Nur Metformin mit verlängerter Wirkstofffreisetzung betroffen?

Als die FDA Anfang Februar ihre eingangs erwähnten ersten Labor-Ergebnisse zur Prüfung von Metformin auf NDMA veröffentlicht hatte, erwähnte sie auch, dass bislang nur in Fertigarzneimitteln, nicht aber im Wirkstoff (API) selbst, NDMA nachgewiesen wurde. Dies ist nun auch in den aktuellen Untersuchungen der FDA der Fall, die nun aber zu Rückrufen führen. Zudem sind wie bereits im Februar wieder nur Metformin-Tabletten mit verlängerter Wirkstofffreisetzung betroffen. 
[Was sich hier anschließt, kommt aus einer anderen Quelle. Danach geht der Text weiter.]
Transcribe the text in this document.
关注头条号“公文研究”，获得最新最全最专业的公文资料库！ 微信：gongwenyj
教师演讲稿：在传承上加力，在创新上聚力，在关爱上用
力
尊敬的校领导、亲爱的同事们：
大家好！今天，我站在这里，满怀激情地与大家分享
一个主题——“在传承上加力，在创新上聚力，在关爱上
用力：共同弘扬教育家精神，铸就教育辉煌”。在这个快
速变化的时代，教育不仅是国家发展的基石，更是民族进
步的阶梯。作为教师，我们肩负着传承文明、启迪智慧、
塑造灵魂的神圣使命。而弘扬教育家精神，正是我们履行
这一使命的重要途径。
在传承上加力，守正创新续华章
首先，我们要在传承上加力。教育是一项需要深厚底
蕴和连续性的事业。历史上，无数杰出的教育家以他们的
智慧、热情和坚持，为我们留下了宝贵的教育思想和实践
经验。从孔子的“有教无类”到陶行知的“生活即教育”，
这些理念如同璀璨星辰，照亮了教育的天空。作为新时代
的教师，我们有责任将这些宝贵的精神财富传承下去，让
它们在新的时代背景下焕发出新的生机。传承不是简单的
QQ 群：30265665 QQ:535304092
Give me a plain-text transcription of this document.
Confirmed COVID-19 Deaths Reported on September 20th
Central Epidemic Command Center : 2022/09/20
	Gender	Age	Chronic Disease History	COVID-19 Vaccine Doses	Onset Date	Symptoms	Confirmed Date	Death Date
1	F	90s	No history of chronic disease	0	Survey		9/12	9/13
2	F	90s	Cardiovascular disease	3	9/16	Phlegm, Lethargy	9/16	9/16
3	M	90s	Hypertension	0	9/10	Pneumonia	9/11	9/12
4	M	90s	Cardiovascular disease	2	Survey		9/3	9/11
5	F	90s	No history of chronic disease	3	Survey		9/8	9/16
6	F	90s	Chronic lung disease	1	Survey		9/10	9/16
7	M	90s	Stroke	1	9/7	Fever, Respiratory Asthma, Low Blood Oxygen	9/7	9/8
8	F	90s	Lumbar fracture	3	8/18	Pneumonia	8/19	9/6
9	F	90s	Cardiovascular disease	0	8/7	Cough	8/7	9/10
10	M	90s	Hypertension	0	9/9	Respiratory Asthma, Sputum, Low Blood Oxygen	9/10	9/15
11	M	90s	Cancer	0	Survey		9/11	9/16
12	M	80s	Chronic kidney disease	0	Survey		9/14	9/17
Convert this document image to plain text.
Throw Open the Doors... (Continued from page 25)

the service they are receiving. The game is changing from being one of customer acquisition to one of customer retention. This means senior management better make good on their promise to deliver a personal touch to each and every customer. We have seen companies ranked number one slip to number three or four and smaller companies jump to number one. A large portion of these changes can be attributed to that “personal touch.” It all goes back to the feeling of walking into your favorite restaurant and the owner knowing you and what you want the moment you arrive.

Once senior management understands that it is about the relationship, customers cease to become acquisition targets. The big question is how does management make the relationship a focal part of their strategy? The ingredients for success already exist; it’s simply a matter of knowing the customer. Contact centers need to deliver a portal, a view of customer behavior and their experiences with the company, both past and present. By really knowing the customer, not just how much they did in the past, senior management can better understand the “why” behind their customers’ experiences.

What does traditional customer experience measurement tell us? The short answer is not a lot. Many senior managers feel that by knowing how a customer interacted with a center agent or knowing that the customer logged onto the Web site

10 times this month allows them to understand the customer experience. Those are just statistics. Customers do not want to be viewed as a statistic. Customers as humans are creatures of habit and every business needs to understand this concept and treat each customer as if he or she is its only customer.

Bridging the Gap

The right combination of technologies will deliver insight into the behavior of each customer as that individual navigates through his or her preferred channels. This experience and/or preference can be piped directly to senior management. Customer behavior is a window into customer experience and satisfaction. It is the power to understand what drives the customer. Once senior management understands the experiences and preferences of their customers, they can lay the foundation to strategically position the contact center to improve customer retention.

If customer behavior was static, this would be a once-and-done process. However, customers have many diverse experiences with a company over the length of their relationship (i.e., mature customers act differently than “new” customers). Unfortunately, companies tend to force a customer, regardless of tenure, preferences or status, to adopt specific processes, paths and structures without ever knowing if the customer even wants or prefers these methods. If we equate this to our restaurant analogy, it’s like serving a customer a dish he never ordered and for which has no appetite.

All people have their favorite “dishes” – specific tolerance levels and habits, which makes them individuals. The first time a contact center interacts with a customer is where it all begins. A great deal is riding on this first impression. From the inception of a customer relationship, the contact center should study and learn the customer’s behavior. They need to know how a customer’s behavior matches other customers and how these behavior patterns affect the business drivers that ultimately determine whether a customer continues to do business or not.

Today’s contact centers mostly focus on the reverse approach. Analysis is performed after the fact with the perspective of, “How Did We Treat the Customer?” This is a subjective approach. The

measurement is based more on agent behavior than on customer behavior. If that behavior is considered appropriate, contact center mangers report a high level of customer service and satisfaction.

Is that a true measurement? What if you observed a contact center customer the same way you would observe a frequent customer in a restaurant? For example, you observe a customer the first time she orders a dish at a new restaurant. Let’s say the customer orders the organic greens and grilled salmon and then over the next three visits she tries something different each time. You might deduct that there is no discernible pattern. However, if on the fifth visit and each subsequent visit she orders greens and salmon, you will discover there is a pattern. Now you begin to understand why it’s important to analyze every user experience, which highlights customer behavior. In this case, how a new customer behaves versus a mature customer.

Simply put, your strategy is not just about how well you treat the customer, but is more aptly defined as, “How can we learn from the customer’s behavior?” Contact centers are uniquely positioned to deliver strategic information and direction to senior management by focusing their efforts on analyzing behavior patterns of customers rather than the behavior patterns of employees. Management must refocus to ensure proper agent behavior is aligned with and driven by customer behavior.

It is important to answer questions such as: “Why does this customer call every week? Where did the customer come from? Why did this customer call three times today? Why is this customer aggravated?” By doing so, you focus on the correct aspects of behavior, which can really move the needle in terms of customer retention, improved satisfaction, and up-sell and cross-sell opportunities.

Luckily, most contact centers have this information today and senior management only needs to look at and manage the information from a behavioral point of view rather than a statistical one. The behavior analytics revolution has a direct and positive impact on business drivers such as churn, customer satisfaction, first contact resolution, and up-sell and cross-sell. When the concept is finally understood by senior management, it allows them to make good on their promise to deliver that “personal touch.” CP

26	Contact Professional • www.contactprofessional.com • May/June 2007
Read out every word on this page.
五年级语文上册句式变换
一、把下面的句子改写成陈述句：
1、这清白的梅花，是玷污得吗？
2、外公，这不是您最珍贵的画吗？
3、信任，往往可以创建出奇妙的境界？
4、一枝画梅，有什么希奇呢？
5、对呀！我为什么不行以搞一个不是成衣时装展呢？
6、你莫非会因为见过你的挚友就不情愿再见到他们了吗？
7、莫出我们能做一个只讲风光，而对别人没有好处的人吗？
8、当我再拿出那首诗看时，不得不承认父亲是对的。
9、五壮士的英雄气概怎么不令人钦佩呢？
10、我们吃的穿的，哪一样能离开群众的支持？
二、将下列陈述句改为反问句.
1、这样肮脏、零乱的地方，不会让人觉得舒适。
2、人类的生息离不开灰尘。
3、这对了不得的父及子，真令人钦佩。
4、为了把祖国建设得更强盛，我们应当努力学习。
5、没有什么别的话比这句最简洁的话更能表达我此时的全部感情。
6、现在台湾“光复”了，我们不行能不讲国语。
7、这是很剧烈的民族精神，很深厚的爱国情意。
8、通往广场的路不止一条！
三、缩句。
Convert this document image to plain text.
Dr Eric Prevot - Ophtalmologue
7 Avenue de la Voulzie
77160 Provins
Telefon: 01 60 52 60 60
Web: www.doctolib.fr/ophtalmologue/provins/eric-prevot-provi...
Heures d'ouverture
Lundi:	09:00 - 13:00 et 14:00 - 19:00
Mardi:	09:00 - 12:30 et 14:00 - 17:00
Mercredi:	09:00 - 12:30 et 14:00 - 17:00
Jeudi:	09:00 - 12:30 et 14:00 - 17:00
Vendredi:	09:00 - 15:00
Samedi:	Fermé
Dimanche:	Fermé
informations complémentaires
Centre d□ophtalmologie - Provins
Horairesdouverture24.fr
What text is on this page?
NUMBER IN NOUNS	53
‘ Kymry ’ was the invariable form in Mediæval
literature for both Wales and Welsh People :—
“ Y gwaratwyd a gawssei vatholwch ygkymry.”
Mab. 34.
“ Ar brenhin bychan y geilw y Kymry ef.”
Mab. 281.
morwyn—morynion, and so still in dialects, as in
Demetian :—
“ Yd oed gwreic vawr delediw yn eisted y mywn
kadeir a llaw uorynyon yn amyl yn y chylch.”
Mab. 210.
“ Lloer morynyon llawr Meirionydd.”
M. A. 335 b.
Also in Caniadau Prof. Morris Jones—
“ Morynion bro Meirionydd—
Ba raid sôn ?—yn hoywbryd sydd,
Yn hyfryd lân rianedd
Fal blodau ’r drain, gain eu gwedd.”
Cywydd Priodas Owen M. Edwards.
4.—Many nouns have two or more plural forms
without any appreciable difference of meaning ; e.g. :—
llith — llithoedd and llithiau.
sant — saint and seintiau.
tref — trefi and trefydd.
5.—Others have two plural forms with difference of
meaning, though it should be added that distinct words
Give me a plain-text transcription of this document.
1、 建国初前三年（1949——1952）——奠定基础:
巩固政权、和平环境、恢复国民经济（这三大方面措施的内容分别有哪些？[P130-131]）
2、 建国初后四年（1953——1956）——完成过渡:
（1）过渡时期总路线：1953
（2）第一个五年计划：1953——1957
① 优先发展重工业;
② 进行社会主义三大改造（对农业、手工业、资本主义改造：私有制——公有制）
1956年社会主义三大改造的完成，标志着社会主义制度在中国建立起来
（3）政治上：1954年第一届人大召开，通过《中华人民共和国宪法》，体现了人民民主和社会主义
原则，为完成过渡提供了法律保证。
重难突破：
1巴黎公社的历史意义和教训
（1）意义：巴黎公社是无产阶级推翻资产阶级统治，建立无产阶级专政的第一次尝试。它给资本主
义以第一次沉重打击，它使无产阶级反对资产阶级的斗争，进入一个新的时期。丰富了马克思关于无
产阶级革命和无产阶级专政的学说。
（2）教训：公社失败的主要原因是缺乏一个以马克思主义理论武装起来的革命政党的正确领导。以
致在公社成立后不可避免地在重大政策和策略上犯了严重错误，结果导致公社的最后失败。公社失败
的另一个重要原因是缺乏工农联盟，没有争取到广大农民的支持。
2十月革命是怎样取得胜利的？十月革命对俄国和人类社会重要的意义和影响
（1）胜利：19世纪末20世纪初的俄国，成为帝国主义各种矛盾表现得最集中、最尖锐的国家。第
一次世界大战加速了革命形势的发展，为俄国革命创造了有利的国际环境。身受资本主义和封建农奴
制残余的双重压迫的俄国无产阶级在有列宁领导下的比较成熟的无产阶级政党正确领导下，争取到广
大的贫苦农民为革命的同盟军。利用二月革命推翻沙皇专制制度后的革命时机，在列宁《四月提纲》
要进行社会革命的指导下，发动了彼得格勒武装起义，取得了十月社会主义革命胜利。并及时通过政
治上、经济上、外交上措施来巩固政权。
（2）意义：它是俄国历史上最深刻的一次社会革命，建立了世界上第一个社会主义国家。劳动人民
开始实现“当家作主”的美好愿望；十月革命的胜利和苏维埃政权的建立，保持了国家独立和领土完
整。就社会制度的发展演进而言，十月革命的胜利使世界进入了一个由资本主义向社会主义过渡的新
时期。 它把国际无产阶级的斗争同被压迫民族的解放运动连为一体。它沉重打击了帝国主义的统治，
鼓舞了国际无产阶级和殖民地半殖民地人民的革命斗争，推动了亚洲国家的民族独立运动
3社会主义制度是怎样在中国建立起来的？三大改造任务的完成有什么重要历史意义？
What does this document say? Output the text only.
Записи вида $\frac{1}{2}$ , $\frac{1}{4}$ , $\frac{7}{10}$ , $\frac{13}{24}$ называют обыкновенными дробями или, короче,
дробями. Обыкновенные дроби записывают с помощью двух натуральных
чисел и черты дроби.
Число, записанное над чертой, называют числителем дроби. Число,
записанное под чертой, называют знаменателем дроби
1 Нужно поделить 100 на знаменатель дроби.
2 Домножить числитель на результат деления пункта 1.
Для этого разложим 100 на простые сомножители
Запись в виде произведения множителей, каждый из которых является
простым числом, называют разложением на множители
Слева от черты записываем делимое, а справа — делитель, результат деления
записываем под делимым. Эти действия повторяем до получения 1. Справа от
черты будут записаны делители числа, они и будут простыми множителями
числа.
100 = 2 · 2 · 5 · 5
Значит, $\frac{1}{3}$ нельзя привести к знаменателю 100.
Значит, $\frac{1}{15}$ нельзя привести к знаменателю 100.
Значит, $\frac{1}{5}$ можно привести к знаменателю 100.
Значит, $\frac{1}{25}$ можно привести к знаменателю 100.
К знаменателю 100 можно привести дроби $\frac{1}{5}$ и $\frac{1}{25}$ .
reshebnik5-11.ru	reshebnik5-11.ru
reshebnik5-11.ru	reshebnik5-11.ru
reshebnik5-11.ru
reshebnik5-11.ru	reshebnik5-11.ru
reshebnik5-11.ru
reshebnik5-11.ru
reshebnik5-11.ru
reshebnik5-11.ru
In diesem Zusammenhang erscheint die Einschätzungen von Helmut Buschmann, Fritz Sörgel und Ulrike Holzgrabe aus der DAZ 51/2019 erneut interessant: Ein Blick auf die chemische Struktur des Metformins zeigt demnach, dass es auch zu einer nachträglichen Bildung von Nitrosamin während der Lagerung im Fertigarzneimittel kommen könnte. Unter bestimmten Lagerbedingungen könne es zudem in Abhängigkeit vom Blistermaterial zu unterschiedlichen Zersetzungskinetiken kommen. Diese nachträgliche NDMA-Bildung dürfte einige an das ebenfalls mit Nitrosaminen verunreinigte Ranitidin erinnern.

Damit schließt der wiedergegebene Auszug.